The decision was taken at the latest MCC (Military Coordination Committée) meeting in Stockholm, SEP 13 2011. Members of the committée – three generals and one admiral representing the four Nordic countries Denmark, Finland, Norway and Sweden – decided to approve a proposal by a special joint working group, to commense common Nordic training and exercises via a joint plan from next year and on.
Rear Admiral (SWE) Odd Werin, Chairman of the MCC, explains the decision taken:
– The sharing of common Nordic resources is one of the prime goals of the Nordic defence cooperation. Training together, both on a joint level as well as in a combined manner, creates a lot of bonus´ effects compared to having to do it alone on national basis. Different Nordic countries have complimentary capabilities to use in exercises. One example is submarines, a weapons system that exists in the Norwegian and the Swedish Navy but, for instance, not in The Danish Navy. By training together the four Nordic countries can have training effects that otherwise would not be possible.
Admiral Werin continues:
– Another great example is cross border air force exercises. With the various experiences existing within the air forces of the Nordic countries, combined training can be immensely fruitful. Different air systems with different types of aircraft, training together in a large inter-Nordic airspace, it can only become better than doing it by yourself.
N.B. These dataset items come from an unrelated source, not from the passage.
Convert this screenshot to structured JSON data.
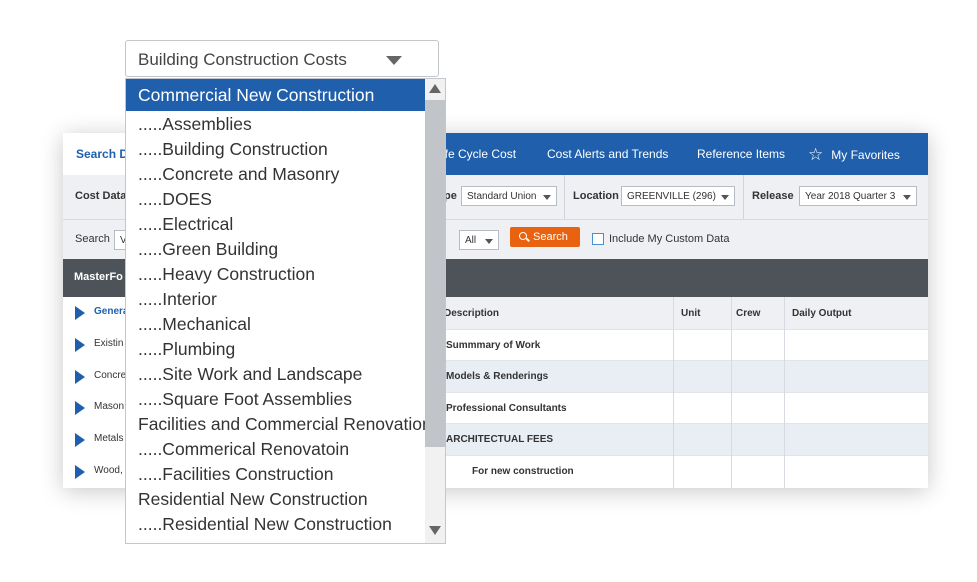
{
  "colors": {
    "nav_blue": "#1f5fac",
    "search_orange": "#e8620f",
    "dark_bar": "#4d5358"
  },
  "nav": {
    "search_tab": "Search D",
    "items": [
      "ife Cycle Cost",
      "Cost Alerts and Trends",
      "Reference Items",
      "My Favorites"
    ]
  },
  "filters": {
    "cost_data_label": "Cost Data",
    "type_label_fragment": "pe",
    "type_value": "Standard Union",
    "location_label": "Location",
    "location_value": "GREENVILLE (296)",
    "release_label": "Release",
    "release_value": "Year 2018 Quarter 3"
  },
  "search": {
    "label": "Search",
    "input_fragment": "V",
    "scope_value": "All",
    "button_label": "Search",
    "custom_data_label": "Include My Custom Data",
    "custom_data_checked": false
  },
  "panel": {
    "title": "MasterFo"
  },
  "tree": [
    "Genera",
    "Existin",
    "Concre",
    "Mason",
    "Metals",
    "Wood,"
  ],
  "table": {
    "headers": [
      "Description",
      "Unit",
      "Crew",
      "Daily Output"
    ],
    "rows": [
      "Summmary of Work",
      "Models & Renderings",
      "Professional Consultants",
      "ARCHITECTUAL FEES",
      "For new construction"
    ]
  },
  "dropdown": {
    "selected_value": "Building Construction Costs",
    "highlighted": "Commercial New Construction",
    "options": [
      ".....Assemblies",
      ".....Building Construction",
      ".....Concrete and Masonry",
      ".....DOES",
      ".....Electrical",
      ".....Green Building",
      ".....Heavy Construction",
      ".....Interior",
      ".....Mechanical",
      ".....Plumbing",
      ".....Site Work and Landscape",
      ".....Square Foot Assemblies",
      "Facilities and Commercial Renovation",
      ".....Commerical Renovatoin",
      ".....Facilities Construction",
      "Residential New Construction",
      ".....Residential New Construction"
    ]
  }
}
The admiral mentions the conceptions of (cooperation levels) ´joint´ and ´combined´. For many military officers this might be quite clear, but what does that really mean?
Admiral Werin explains:
– The concept of Joint training means different services, such as navy and air force, training together, which means the two arenas sea and air together, in the same exercise. Training in a ”combined” modus, well that´s for example one nations army units training together with at least one other nations army units. Thereby, on the land arena, reaching dimensions of ´wargaming´ possibilities in quite different ways than a single nation can afford today. In sizes of units and numbers of people, in variation of climate zones and terrain and, of course, in straight money for what training & exercising costs.
The decision means that a first step is now taken. The future holds possibilities for even larger gains when it comes to sharing resources of various kinds. Whether it be troops, terrain, time or training & exercise cost sharing.
Admiral Werin concludes:
– The national military organisations of our four Nordic countries will now have a common training and exercise plan. It is a prime step that will be further developed by the years to come. Taking the Nordic viewpoint gives us good possibilities for higher effect and more cost effective solutions in the field of training and exercises.